Critics — often gatekeepers protecting their status and authority — are quick to denounce such behaviour. Professors insist AI-written essays undermine education, despite knowing that traditional essays have never reliably measured workplace readiness or productivity. Employers label resume padding morally bankrupt, though hiring itself is notoriously rife with misinformation, bias, and arbitrary expectations. Gatekeepers point at the supposed victims — other students, honest applicants — while sidestepping the deeper issue: outdated systems and broken methods.
Is using AI to write an essay dishonest? Strictly speaking, yes.

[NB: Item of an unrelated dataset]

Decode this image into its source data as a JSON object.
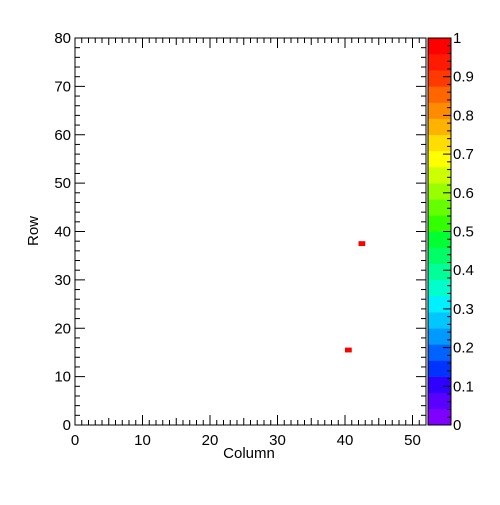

But what if the rule itself — relying on essays as a proxy for competence — is idiotic? AI-assisted essays may not show individual brilliance, but they reveal how pointless the old requirement has become. Far from harming society, these students might be nudging education towards genuine assessment methods, methods that truly indicate skill and potential.
Similarly, job application tricks reflect desperation born from a broken employment system. Candidates navigate a maze of meaningless credentials, irrelevant experience, inflated requirements, and tests that rarely reflect actual job demands. Their cheating highlights the absurdity of rules that evolved when work and productivity looked vastly different. They illuminate systemic dysfunction, pushing us to ask uncomfortable questions.
None of this fully excuses dishonesty. Individuals know the rules and choose deliberately to break them. But that doesn't mean society gains nothing from their infractions. Prosocial cheating doesn't just happen when rules are evil; it happens when rules become outdated, ineffective, or downright ridiculous.